Architectural renderings have been a big part of my career, for I entered this specialized field of illustration fresh out of school in the fall of 1972 as an apprentice in a small studio known as ‘Visual Concept.’ For the next several years (probably about ten) I worked there as one of only three artists, until a situation developed where my employer wanted to devote his full attention to a second business he’d created designing theme park architecture. At this point, my colleague and I were responsible for all the renderings being produced (I painted buildings and any cars, while she did the people and foliage). Accordingly my employer suggested we continue the work on a free lance basis if we wished to.
We did, and for another few years worked together out of our homes, although eventually it suited both of us to go separate ways. Since then, despite the increasing success of the Tolkien art, I’ve continued accepting commissions for renderings, albeit on lesser basis.

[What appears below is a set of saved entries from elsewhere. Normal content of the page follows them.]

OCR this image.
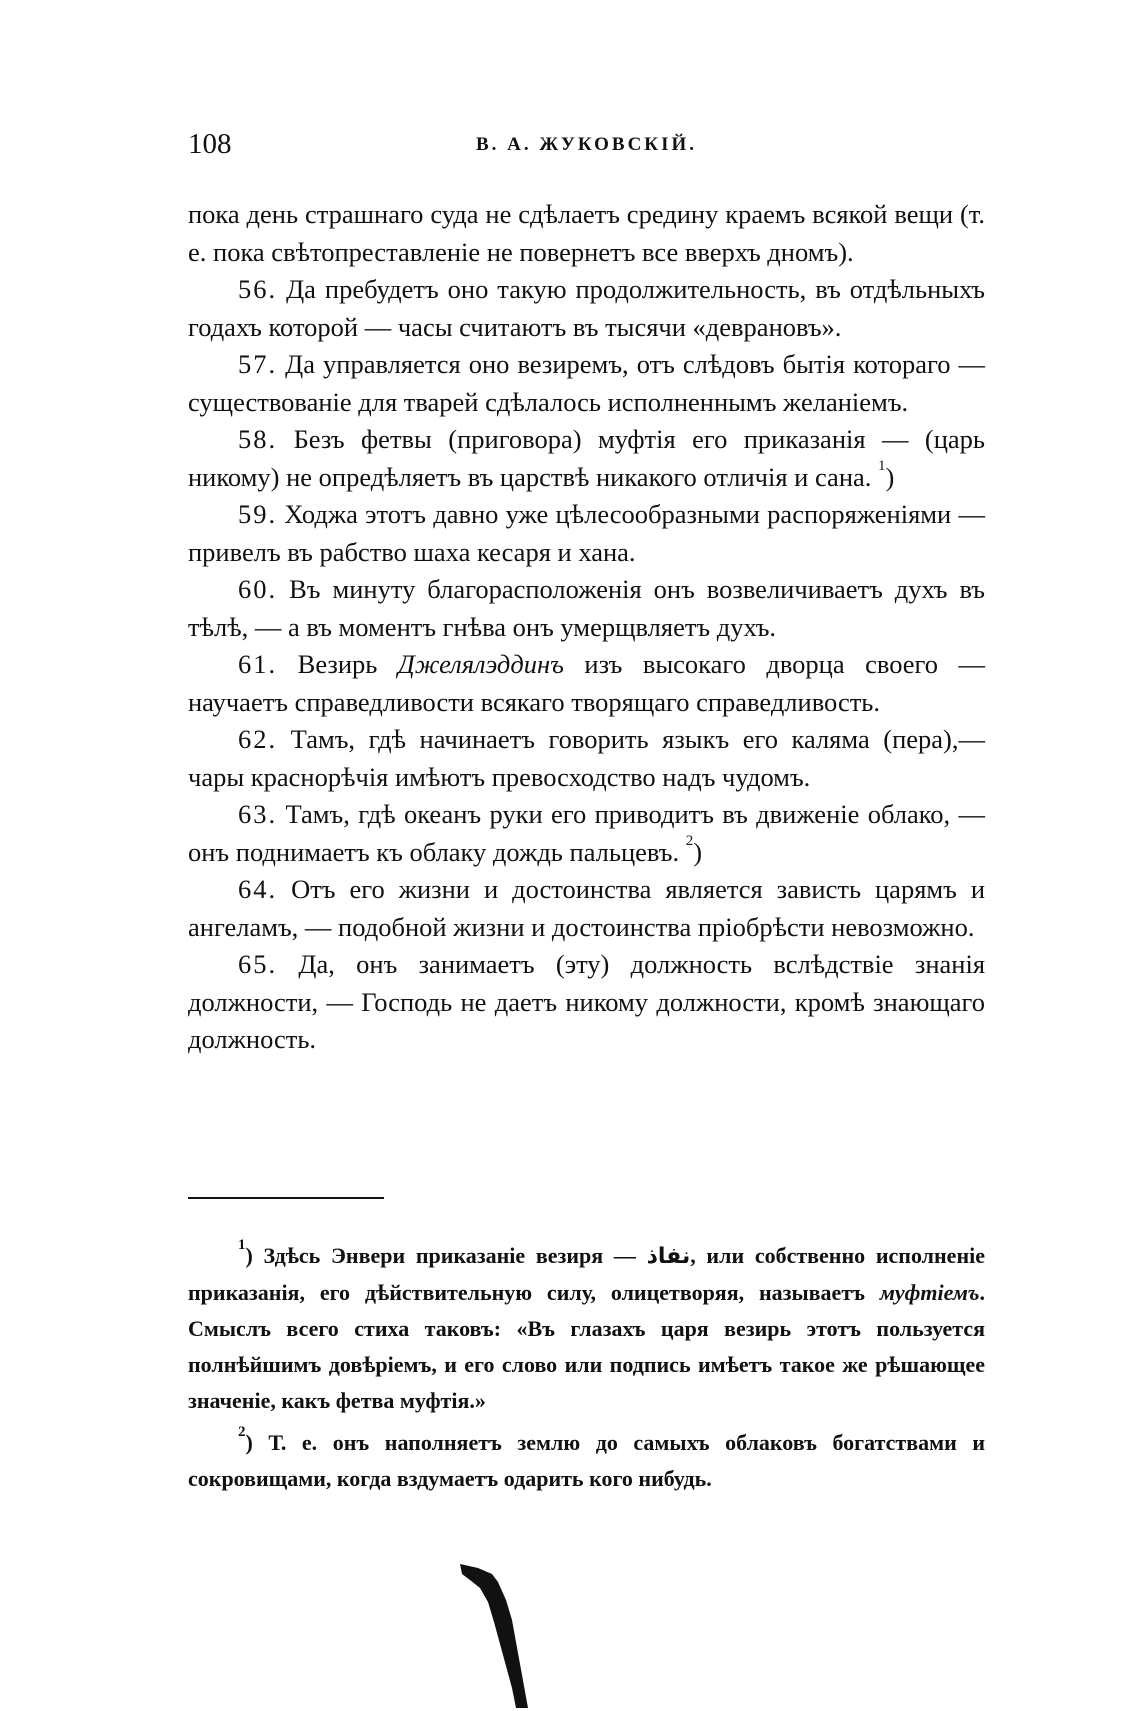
108	В. А. ЖУКОВСКІЙ.

пока день страшнаго суда не сдѣлаетъ средину краемъ всякой вещи (т. е. пока свѣтопреставленіе не повернетъ все вверхъ дномъ).

56. Да пребудетъ оно такую продолжительность, въ отдѣльныхъ годахъ которой — часы считаютъ въ тысячи «деврановъ».

57. Да управляется оно везиремъ, отъ слѣдовъ бытія котораго — существованіе для тварей сдѣлалось исполненнымъ желаніемъ.

58. Безъ фетвы (приговора) муфтія его приказанія — (царь никому) не опредѣляетъ въ царствѣ никакого отличія и сана. $^1$)

59. Ходжа этотъ давно уже цѣлесообразными распоряженіями — привелъ въ рабство шаха кесаря и хана.

60. Въ минуту благорасположенія онъ возвеличиваетъ духъ въ тѣлѣ, — а въ моментъ гнѣва онъ умерщвляетъ духъ.

61. Везирь Джелялэддинъ изъ высокаго дворца своего — научаетъ справедливости всякаго творящаго справедливость.

62. Тамъ, гдѣ начинаетъ говорить языкъ его каляма (пера),— чары краснорѣчія имѣютъ превосходство надъ чудомъ.

63. Тамъ, гдѣ океанъ руки его приводитъ въ движеніе облако, — онъ поднимаетъ къ облаку дождь пальцевъ. $^2$)

64. Отъ его жизни и достоинства является зависть царямъ и ангеламъ, — подобной жизни и достоинства пріобрѣсти невозможно.

65. Да, онъ занимаетъ (эту) должность вслѣдствіе знанія должности, — Господь не даетъ никому должности, кромѣ знающаго должность.

$^1$) Здѣсь Энвери приказаніе везиря — نفاذ, или собственно исполненіе приказанія, его дѣйствительную силу, олицетворяя, называетъ муфтіемъ. Смыслъ всего стиха таковъ: «Въ глазахъ царя везирь этотъ пользуется полнѣйшимъ довѣріемъ, и его слово или подпись имѣетъ такое же рѣшающее значеніе, какъ фетва муфтія.»

$^2$) Т. е. онъ наполняетъ землю до самыхъ облаковъ богатствами и сокровищами, когда вздумаетъ одарить кого нибудь.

Architectural renderings demand a high level of skill and a particular stoicism. The high realism I produced was impressive enough when finished, but quite often involved tedious, repetitive work, such as the vertical pickets on each apartment balcony, a parking lot full of cars at a shopping mall, or a diminishing pattern of floor tiles extending into the distance in a building interior!

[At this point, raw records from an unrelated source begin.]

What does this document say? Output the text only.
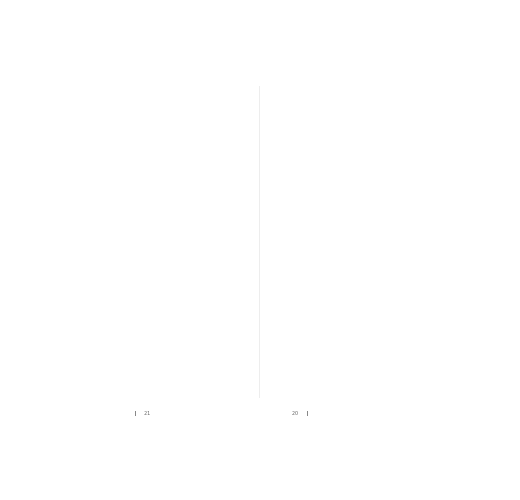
21	20
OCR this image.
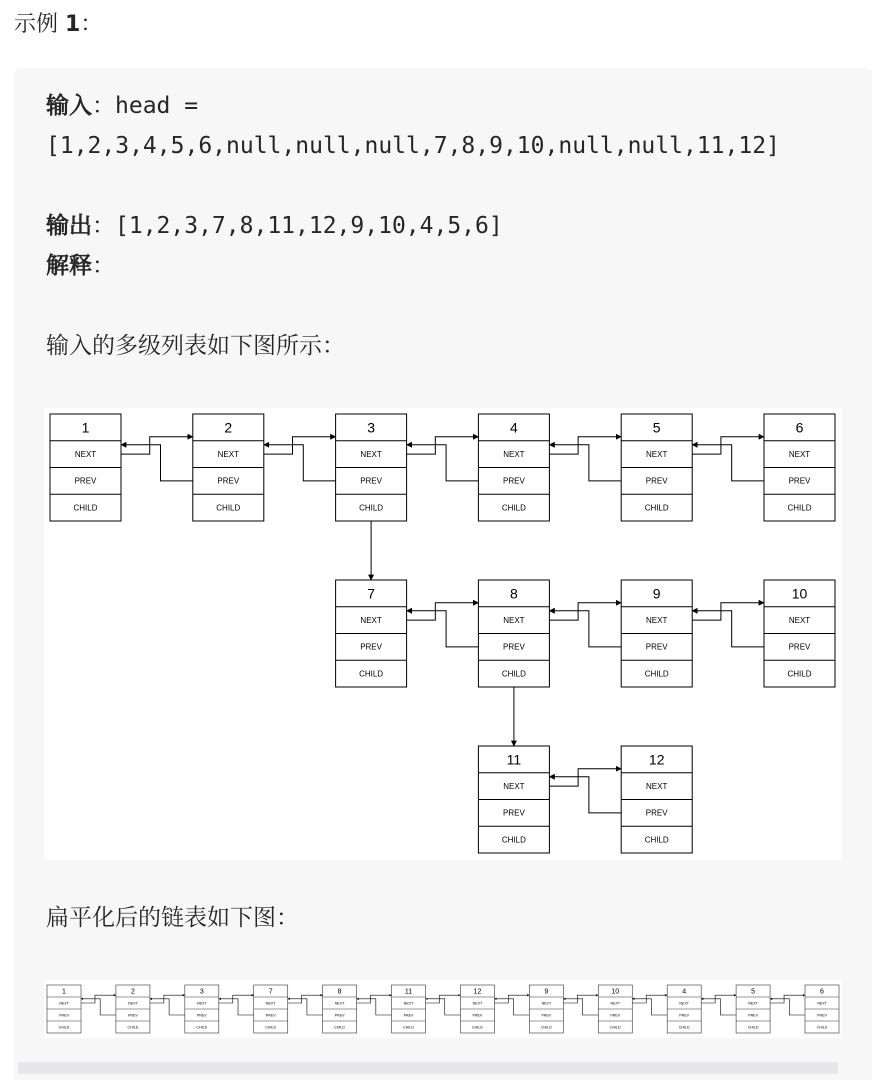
示例 1：
输入：head =
[1,2,3,4,5,6,null,null,null,7,8,9,10,null,null,11,12]
输出：[1,2,3,7,8,11,12,9,10,4,5,6]
解释：
输入的多级列表如下图所示：
1
NEXT
PREV
CHILD
2
NEXT
PREV
CHILD
3
NEXT
PREV
CHILD
4
NEXT
PREV
CHILD
5
NEXT
PREV
CHILD
6
NEXT
PREV
CHILD
7
NEXT
PREV
CHILD
8
NEXT
PREV
CHILD
9
NEXT
PREV
CHILD
10
NEXT
PREV
CHILD
11
NEXT
PREV
CHILD
12
NEXT
PREV
CHILD
扁平化后的链表如下图：
1
NEXT
PREV
CHILD
2
NEXT
PREV
CHILD
3
NEXT
PREV
CHILD
7
NEXT
PREV
CHILD
8
NEXT
PREV
CHILD
11
NEXT
PREV
CHILD
12
NEXT
PREV
CHILD
9
NEXT
PREV
CHILD
10
NEXT
PREV
CHILD
4
NEXT
PREV
CHILD
5
NEXT
PREV
CHILD
6
NEXT
PREV
CHILD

I pride myself on turning even mediocre designs into at least interesting renderings and have a kind of fascination with the art of ‘glamourizing’ architecture, the basic raison d’etre of this profession. At this point in my career I have surely painted several hundred renderings. However, since the original is almost always the property of the client, my only records are the photos I try to collect after each job. It’s from these that this archive has been compiled. Even so, sadly, much if not most of the work I did in the first few years I have no record of.